Tom Hanks est crédible dans son rôle dès les premiers instants du film. Je l'ai souvent dit, Hanks est capable très facilement de nous faire oublier ses autres rôles: dans Forrest Gump, il est vraiment Forrest, il est vraiment Jim Lovell dans Apollo 13 et maintenant dans ce film il est réellement Viktor. Nous ne voyons aucun de ses personnages précédents dans ce protagoniste.. Ce film est légèrement basé sur l'histoire d'un Iranien, Merhan Karimi Nasseri, qui a attendu plus de seize ans au terminal de l'aéroport Charles de Gaule à Paris. En 1977, Nasseri est expulsé de l'Iran et demande asile politique en Europe pour plus de dix ans. En transit à Paris, on lui vole son sac et ses papiers d'identification, le bloquant à l'aéroport depuis 1988 sur technicités légales. En 1993, un film français du nom de Tombés du ciel (Lost in Transit), du réalisateur Philippe Lioret avec Jean Rochefort, avait été produit avec son histoire, mais le film "The Terminal" arrête les liens avec la réalité qu'avec l'idée d'être pris longtemps dans une aérogare.

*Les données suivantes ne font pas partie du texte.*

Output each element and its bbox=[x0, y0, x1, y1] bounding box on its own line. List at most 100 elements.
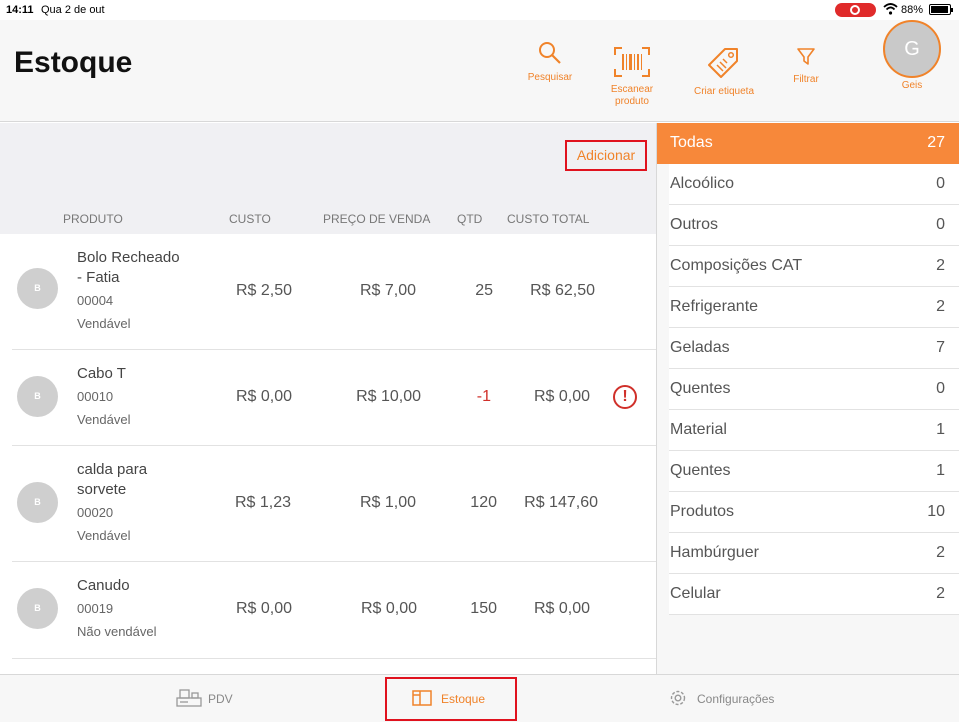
category-count: 7 bbox=[936, 339, 945, 356]
wifi-icon bbox=[883, 3, 898, 15]
product-qty: -1 bbox=[476, 388, 491, 405]
column-total: CUSTO TOTAL bbox=[507, 212, 590, 226]
table-row[interactable]: B calda para sorvete 00020 Vendável R$ 1… bbox=[0, 446, 656, 562]
battery-icon bbox=[929, 4, 953, 15]
category-label: Alcoólico bbox=[670, 175, 735, 192]
create-label-button[interactable]: Criar etiqueta bbox=[684, 46, 764, 98]
category-count: 1 bbox=[936, 462, 945, 479]
add-button[interactable]: Adicionar bbox=[565, 140, 647, 171]
barcode-icon bbox=[614, 47, 650, 77]
category-count: 1 bbox=[936, 421, 945, 438]
product-price: R$ 10,00 bbox=[356, 388, 421, 405]
tag-icon bbox=[708, 48, 738, 78]
category-count: 2 bbox=[936, 298, 945, 315]
product-qty: 25 bbox=[475, 282, 493, 299]
category-label: Outros bbox=[670, 216, 719, 233]
product-code: 00004 bbox=[77, 293, 114, 308]
tab-settings[interactable]: Configurações bbox=[668, 675, 788, 722]
header: Estoque Pesquisar Escanear produto Criar… bbox=[0, 20, 959, 122]
gear-icon bbox=[670, 690, 686, 706]
product-price: R$ 0,00 bbox=[360, 600, 417, 617]
tab-highlight-box bbox=[385, 677, 517, 721]
table-row[interactable]: B Canudo 00019 Não vendável R$ 0,00 R$ 0… bbox=[0, 562, 656, 659]
category-label: Quentes bbox=[670, 462, 731, 479]
tab-settings-label: Configurações bbox=[697, 692, 775, 706]
product-thumbnail: B bbox=[17, 268, 58, 309]
product-name: calda para sorvete bbox=[77, 460, 147, 500]
category-item[interactable]: Alcoólico 0 bbox=[669, 164, 959, 205]
product-name-line2: sorvete bbox=[77, 481, 127, 498]
product-name-line1: Canudo bbox=[77, 577, 130, 594]
category-sidebar: Todas 27 Alcoólico 0 Outros 0 Composiçõe… bbox=[656, 123, 959, 674]
category-item[interactable]: Material 1 bbox=[669, 410, 959, 451]
create-label-text: Criar etiqueta bbox=[693, 86, 755, 97]
category-label: Material bbox=[670, 421, 727, 438]
category-count: 10 bbox=[927, 503, 945, 520]
category-count: 0 bbox=[936, 216, 945, 233]
stock-list-panel: Adicionar PRODUTO CUSTO PREÇO DE VENDA Q… bbox=[0, 123, 656, 674]
category-count: 2 bbox=[936, 544, 945, 561]
battery-percent: 88% bbox=[901, 4, 924, 16]
category-item[interactable]: Quentes 1 bbox=[669, 451, 959, 492]
product-name-line1: Bolo Recheado bbox=[77, 249, 180, 266]
category-count: 2 bbox=[936, 257, 945, 274]
product-status: Vendável bbox=[77, 412, 131, 427]
category-item[interactable]: Outros 0 bbox=[669, 205, 959, 246]
filter-icon bbox=[797, 48, 815, 65]
product-price: R$ 1,00 bbox=[359, 494, 416, 511]
product-cost: R$ 0,00 bbox=[235, 388, 292, 405]
category-item[interactable]: Composições CAT 2 bbox=[669, 246, 959, 287]
category-count: 0 bbox=[936, 175, 945, 192]
search-button[interactable]: Pesquisar bbox=[520, 40, 580, 84]
category-item-todas[interactable]: Todas 27 bbox=[657, 123, 959, 164]
user-avatar[interactable]: G bbox=[883, 20, 941, 78]
category-label: Celular bbox=[670, 585, 721, 602]
product-code: 00019 bbox=[77, 601, 114, 616]
status-date: Qua 2 de out bbox=[41, 4, 105, 16]
status-time: 14:11 bbox=[6, 4, 34, 16]
screen-recording-icon bbox=[835, 3, 876, 17]
search-label: Pesquisar bbox=[527, 72, 573, 83]
product-total: R$ 62,50 bbox=[530, 282, 595, 299]
product-total: R$ 147,60 bbox=[524, 494, 598, 511]
list-toolbar: Adicionar PRODUTO CUSTO PREÇO DE VENDA Q… bbox=[0, 123, 656, 234]
page-title: Estoque bbox=[14, 46, 133, 79]
category-item[interactable]: Refrigerante 2 bbox=[669, 287, 959, 328]
column-cost: CUSTO bbox=[229, 212, 271, 226]
product-rows: B Bolo Recheado - Fatia 00004 Vendável R… bbox=[0, 234, 656, 674]
status-bar: 14:11 Qua 2 de out 88% bbox=[0, 0, 959, 20]
product-qty: 120 bbox=[470, 494, 497, 511]
table-row[interactable]: B Cabo T 00010 Vendável R$ 0,00 R$ 10,00… bbox=[0, 350, 656, 446]
category-item[interactable]: Geladas 7 bbox=[669, 328, 959, 369]
product-name: Canudo bbox=[77, 576, 130, 596]
product-thumbnail: B bbox=[17, 588, 58, 629]
column-qty: QTD bbox=[457, 212, 483, 226]
category-count: 2 bbox=[936, 585, 945, 602]
tab-pdv-label: PDV bbox=[208, 692, 233, 706]
category-item[interactable]: Celular 2 bbox=[669, 574, 959, 615]
category-label: Todas bbox=[670, 134, 713, 151]
scan-product-button[interactable]: Escanear produto bbox=[604, 46, 660, 108]
category-label: Refrigerante bbox=[670, 298, 759, 315]
category-item[interactable]: Quentes 0 bbox=[669, 369, 959, 410]
category-item[interactable]: Hambúrguer 2 bbox=[669, 533, 959, 574]
category-label: Geladas bbox=[670, 339, 730, 356]
category-count: 27 bbox=[927, 134, 945, 151]
column-product: PRODUTO bbox=[63, 212, 123, 226]
category-item[interactable]: Produtos 10 bbox=[669, 492, 959, 533]
product-status: Vendável bbox=[77, 316, 131, 331]
warning-icon[interactable]: ! bbox=[613, 385, 637, 409]
product-code: 00010 bbox=[77, 389, 114, 404]
filter-button[interactable]: Filtrar bbox=[784, 46, 828, 86]
product-name-line1: Cabo T bbox=[77, 365, 126, 382]
product-name: Bolo Recheado - Fatia bbox=[77, 248, 180, 288]
product-cost: R$ 0,00 bbox=[235, 600, 292, 617]
category-label: Hambúrguer bbox=[670, 544, 759, 561]
category-count: 0 bbox=[936, 380, 945, 397]
product-thumbnail: B bbox=[17, 482, 58, 523]
product-price: R$ 7,00 bbox=[359, 282, 416, 299]
table-row[interactable]: B Bolo Recheado - Fatia 00004 Vendável R… bbox=[0, 234, 656, 350]
tab-pdv[interactable]: PDV bbox=[176, 675, 246, 722]
product-cost: R$ 2,50 bbox=[235, 282, 292, 299]
product-thumbnail: B bbox=[17, 376, 58, 417]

La présentation du film est techniquement bien appréciable. L'image est bien détaillée (quoiqu'un effet de lissage se produit sur les objets dans le fond des corridors du terminal) et offre une palette de couleur tout à fait naturelle. La compression du film est excellente, ne montrant à peu près pas de défauts majeurs (un très léger blocage à l'occasion qui a capturé mon attention parce que je cherchais pour des problèmes, sinon je ne l'aurais probablement pas vu). Les pistes sonores Dolby Digital 5.1 sont tout à fait adéquates pour le besoin du film, mais c'est la piste DTS de l'ensemble que j'ai franchement préférée, car elle fournit une ambiance plaisante au film. Rien à tout casser, car de toute façon nous n'avons pas affaire à un film d'action tout de même. Le son vient majoritairement des enceintes avant dans toutes les pistes sonores. Le menu est animé de scènes du film et ses transitions sont bien originales vu le sujet.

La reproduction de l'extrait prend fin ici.